Mare z Easttown (2021) – recenzja serialu [HBO]. Klimatyczna historia

Mare z Easttown (2021) – recenzja serialu [HBO]. Mistrzowska intryga

Easttown jest jedną z zapyziałych dziur w Pensylwanii, która doświadczyła już kilku tragedii okolicznych mieszkańców. Społeczność miasteczka nadal żyje sprawą zaginięcia jednej z młodych dziewczyn, tymczasem na światło dzienne wychodzi następny dramat – okazuje się, że doszło do zabójstwa nastoletniej matki, którą z wieloma mieszkańcami łączyły trudne relacje dodające do sprawy sporo niepewnych tropów i mylących dowodów. Dochodzenie przejmuje doświadczona Mare Sheehan, jednak z czasem dołącza do niej nieopierzony detektyw, który ma na koncie kilka zawodowych sukcesów. Współpraca z Colinem (Evan Peters) od początku nie przebiega pomyślnie. Śledcza nie lubi towarzystwa i jest niechętna do dzielenia się wiedzą, a obiecujący i początkujący policjant jest dla niej balastem, jednak z czasem i po lepszym poznaniu partnerzy wspólnymi siłami próbują rozwiązać trudną sprawę, choć na ich drodze piętrzą się problemy. Wydawać by się mogło, że pipidówa pokroju amerykańskiego miasteczka nie ma przed jej mieszkanką żadnych tajemnic, jednak śmierć Erin (Cailee Spaeny) powoduje ujawnienie wielu niewygodnych faktów, dobitnie pokazując, że wielu znajomych głównej bohaterki ma kilka trupów w szafie.

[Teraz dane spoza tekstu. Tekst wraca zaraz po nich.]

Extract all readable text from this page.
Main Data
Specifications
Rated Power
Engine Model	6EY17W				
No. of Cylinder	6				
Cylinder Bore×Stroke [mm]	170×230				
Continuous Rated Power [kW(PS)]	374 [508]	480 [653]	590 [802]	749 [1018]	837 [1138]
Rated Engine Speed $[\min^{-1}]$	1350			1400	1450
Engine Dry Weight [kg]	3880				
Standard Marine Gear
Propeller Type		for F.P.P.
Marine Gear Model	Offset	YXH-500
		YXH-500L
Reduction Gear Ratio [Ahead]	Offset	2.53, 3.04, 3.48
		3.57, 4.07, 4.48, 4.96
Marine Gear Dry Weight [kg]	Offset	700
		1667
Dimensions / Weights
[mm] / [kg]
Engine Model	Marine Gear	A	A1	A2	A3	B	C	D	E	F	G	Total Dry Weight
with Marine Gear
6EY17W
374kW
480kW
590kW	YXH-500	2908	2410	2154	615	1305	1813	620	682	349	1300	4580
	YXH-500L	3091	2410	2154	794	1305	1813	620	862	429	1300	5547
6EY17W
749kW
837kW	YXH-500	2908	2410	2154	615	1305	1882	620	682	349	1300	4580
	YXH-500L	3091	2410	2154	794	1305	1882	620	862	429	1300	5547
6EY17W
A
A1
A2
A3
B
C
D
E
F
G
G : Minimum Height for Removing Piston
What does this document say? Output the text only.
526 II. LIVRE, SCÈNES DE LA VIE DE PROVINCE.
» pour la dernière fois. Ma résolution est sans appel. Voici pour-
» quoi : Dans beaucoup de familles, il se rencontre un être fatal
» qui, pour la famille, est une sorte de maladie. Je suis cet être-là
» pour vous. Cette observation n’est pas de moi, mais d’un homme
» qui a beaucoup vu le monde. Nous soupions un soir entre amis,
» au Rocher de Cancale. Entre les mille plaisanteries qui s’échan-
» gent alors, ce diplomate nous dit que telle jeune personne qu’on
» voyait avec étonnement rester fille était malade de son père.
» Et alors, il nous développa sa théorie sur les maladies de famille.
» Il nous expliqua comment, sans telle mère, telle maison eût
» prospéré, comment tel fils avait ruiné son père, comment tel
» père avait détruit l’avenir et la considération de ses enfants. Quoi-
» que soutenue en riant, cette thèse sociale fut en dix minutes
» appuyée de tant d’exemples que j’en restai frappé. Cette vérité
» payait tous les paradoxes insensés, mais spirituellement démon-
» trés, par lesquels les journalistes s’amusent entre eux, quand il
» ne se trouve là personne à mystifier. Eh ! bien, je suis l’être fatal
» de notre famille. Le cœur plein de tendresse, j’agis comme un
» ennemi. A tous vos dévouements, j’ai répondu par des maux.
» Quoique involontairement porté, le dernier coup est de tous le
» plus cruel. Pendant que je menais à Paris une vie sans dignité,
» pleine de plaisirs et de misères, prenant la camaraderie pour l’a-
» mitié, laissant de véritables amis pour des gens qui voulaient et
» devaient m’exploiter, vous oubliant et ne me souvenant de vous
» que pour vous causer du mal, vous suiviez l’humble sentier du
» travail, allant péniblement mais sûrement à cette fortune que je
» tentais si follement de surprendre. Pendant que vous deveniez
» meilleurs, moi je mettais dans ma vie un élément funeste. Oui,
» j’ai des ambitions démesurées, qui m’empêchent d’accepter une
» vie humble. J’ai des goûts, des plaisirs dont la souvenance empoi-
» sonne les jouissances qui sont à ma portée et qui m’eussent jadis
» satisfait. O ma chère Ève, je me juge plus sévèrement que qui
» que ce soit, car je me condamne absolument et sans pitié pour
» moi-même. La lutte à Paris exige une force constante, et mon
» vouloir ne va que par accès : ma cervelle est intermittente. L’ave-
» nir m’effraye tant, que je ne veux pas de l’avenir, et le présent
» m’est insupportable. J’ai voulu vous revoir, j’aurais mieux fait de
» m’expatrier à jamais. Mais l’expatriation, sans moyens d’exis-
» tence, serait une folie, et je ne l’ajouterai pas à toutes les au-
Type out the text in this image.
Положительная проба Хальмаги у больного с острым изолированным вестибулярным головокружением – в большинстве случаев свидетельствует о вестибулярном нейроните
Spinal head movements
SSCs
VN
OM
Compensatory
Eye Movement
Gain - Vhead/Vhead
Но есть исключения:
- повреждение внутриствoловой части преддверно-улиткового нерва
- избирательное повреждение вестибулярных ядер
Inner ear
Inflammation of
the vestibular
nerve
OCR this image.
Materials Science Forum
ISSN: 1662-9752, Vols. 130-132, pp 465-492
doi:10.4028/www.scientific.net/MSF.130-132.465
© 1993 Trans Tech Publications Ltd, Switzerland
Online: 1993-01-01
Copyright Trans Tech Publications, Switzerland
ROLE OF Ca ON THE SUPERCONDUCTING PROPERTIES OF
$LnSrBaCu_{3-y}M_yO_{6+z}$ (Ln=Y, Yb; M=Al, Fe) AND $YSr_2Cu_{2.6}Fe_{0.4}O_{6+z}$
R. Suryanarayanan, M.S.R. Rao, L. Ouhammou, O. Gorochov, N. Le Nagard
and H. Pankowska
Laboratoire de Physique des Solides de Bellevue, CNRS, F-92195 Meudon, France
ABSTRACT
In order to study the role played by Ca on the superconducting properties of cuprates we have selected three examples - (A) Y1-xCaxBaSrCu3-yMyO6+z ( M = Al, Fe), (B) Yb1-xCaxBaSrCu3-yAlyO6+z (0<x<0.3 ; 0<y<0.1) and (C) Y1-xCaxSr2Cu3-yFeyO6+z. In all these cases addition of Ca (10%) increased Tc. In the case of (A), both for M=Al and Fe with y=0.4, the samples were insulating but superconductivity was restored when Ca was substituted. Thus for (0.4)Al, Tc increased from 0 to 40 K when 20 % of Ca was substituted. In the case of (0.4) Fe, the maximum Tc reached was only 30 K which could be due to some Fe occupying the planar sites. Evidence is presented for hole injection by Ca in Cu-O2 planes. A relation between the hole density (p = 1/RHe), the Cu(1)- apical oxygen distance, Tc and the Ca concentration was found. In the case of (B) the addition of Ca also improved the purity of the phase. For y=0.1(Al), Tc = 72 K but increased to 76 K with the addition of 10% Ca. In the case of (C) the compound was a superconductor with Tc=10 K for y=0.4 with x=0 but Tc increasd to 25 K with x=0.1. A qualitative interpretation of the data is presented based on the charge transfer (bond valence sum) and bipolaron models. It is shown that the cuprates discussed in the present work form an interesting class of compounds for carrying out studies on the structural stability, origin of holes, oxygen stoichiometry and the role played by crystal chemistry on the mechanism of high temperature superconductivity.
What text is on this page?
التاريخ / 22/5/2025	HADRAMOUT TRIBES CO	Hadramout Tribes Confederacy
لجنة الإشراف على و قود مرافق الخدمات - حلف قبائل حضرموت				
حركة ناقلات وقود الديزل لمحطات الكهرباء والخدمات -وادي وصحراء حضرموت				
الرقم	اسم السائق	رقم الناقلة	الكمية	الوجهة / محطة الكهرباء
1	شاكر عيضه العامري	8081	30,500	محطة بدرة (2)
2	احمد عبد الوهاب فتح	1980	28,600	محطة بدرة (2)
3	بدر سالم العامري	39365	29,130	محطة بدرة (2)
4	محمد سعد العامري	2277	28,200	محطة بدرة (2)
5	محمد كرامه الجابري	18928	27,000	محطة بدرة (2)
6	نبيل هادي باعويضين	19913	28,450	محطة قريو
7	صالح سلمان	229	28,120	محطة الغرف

Scenarzysta recenzowanego serialu HBO odrobił zadanie domowe celująco, tworząc wiele zróżnicowanych i intrygujących głównych oraz drugoplanowych postaci. Easttown to miasteczko, jakich wiele, gdzie każdy każdego zna, plotki rozchodzą się z prędkością błyskawicy, a społeczność wydaje się niezwykle hermetyczna i skondensowana. Tymczasem najnowsze śledztwo Mare dobitnie ukazuje, że to tylko pozory, a wielu mieszkańców posiada mroczne sekrety i ukryte motywacje. Już w swojej wstępnej recenzji po 5 odcinkach wspominałam, że fabuła jest najmocniejszym atutem „Mare z Easttown” – i zdania nie zmieniam. Za scenariusz odpowiedzialny jest Brad Ingelsby, który w ostatnich latach stworzył między innymi „Drogę powrotną”, „Przyjaciela rodziny” czy „Nocny pościg”. Początkowo twórcy wprowadzają niezwykle mozolnie, ale skrupulatnie w realia miasteczka i życia pani detektyw w średnim wieku, rozbudowując fabułę o kolejne wątki. Czasami miałam wrażenie, że śledztwo stoi niemal w miejscu, jednak w drugiej połowie miniserialu nie brakuje zwrotów akcji, po których zbierałam szczenę z podłogi i nie mogłam doczekać się następnego odcinka. Ostatni epizod przynosi bardzo zaskakujące rozwiązanie – teorii dotyczących mordercy miałam naprawdę wiele, twórcy serialu dokładali systematycznie swoje trzy grosze, tymczasem zakończenie sprawy okazało się misternie utkaną zagadką ze znakomitym, tragicznym finałem. Emocji nie brakowało.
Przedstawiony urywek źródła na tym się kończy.